2013-03-11 11 views
0

데이터를 처리하기 위해 돼지를 사용하고 있습니다.정규 표현식 정규 표현식 돼지

<?xml version="1.0" encoding="UTF-8"?><MC><SC><S uid="1" gen="" art="Samsung" cmp="&lt;unknown&gt;" fld="/mnt/sdcard/Samsung/Music" alb="Samsung" ttl="Vacation"/><S uid="2" gen="" art="Samsung" cmp="&lt;unknown&gt;" fld="/mnt/sdcard/Samsung/Music" alb="Samsung" ttl="Mother earth"/><S uid="3" gen="" art="Samsung" cmp="&lt;unknown&gt;" fld="/mnt/sdcard/Samsung/Music" alb="Samsung" ttl="Over the horizon"/><S uid="4" gen="" art="Samsung" cmp="&lt;unknown&gt;" fld="/mnt/sdcard/Samsung/Music" alb="Samsung" ttl="Vocalise"/><S uid="5" gen="" art="Kitschi cupid" cmp="&lt;unknown&gt;" fld="/mnt/sdcard/Samsung/Music" alb="Samsung BeatDJ" ttl="Hard beat floor"/><S uid="6" gen="" yr="2011" art="David Kater" cmp="&lt;unknown&gt;" fld="/mnt/sdcard/Samsung/Music" alb="Samsung" ttl="Nothing left to say"/><S uid="7" gen="" art="Samsung" cmp="&lt;unknown&gt;" fld="/mnt/sdcard/Samsung/Music" alb="Samsung" ttl="Morning Dew"/><S uid="12" gen="" art="&lt;unknown&gt;" cmp="&lt;unknown&gt;" fld="/mnt/sdcard/download" alb="download" ttl="mirzaghalib6_www.songs.pk_"/><S uid="13" gen="" art="&lt;unknown&gt;" cmp="&lt;unknown&gt;" fld="/mnt/sdcard/download" alb="download" ttl="mirzaghalib7_www.songs.pk_"/><S uid="4555" gen="" yr="2012" art="Javed Ali &amp; Shakthisree Gopalan" cmp="Music: A.R. Rahman | Lyrics: Gulzar" fld="/mnt/sdcard/WhatsApp/Media/WhatsApp Audio" alb="Jab Tak Hai Jaan" ttl="Jab Tak Hai Jaan - www.Songs.PK"/></SC><PC/></MC>) 

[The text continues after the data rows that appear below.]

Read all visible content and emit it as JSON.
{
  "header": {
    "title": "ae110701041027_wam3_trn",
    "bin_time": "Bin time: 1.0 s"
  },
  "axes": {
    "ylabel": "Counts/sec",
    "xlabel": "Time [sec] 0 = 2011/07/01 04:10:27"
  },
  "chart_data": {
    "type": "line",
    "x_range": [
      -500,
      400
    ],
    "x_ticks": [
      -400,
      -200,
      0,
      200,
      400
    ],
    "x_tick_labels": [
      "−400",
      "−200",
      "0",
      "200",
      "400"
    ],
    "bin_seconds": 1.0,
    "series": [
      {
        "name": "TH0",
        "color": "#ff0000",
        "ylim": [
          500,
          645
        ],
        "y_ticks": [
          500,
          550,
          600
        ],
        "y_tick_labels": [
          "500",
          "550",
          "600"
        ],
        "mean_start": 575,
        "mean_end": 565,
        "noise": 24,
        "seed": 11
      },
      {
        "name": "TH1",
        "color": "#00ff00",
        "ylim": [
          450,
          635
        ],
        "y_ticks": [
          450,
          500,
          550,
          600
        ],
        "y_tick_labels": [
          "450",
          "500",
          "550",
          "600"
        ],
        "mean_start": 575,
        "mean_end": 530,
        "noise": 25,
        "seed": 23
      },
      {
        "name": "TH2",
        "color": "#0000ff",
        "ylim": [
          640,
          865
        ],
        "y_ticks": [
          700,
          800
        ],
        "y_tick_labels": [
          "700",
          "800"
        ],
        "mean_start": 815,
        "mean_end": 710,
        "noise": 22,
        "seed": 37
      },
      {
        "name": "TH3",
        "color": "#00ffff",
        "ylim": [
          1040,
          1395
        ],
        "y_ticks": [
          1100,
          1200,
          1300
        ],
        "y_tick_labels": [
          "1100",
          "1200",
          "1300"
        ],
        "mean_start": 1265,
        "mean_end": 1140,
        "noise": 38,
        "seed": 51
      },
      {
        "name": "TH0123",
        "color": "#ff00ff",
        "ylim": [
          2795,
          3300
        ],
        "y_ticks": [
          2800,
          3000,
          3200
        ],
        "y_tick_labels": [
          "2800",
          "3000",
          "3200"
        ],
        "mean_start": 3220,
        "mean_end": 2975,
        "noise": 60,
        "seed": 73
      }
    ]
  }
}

내 목표는 상호 의존적으로 HDFS에서 ""= 구문 분석과 예술의 항목을 저장하는 것입니다 :

내 데이터는 것 같습니다.

A= load 'smalltestdata' USING TextLoader() AS (line:chararray); 
data_split=FILTER C BY (line matches '.*art=.*'); 

암 I없는 아무것도 :

나는 다음과 같은 PIG 명령을 사용?

답변

1

art=" 후 정보 만 얻을 "하기 전에 다음 정규식 사용하려면 무슨 일이 일어나고 여기

(?<=art\=")(.*?)(?=") 

을 :

1. (?<=art\=") - This is a lookbehind. It will look for matches after `art="` 
2. (.*?)  - This is the search string that is returned. The `?` makes it non-greedy, so it only grabs the least number of finds 
3. (?=")  - This is a lookahead. It will search for things before `"` 

Lookbehinds 및 lookaheads 반환되지 않으므로 결과 것입니다 art="" 사이의 모든 텍스트가 있어야합니다.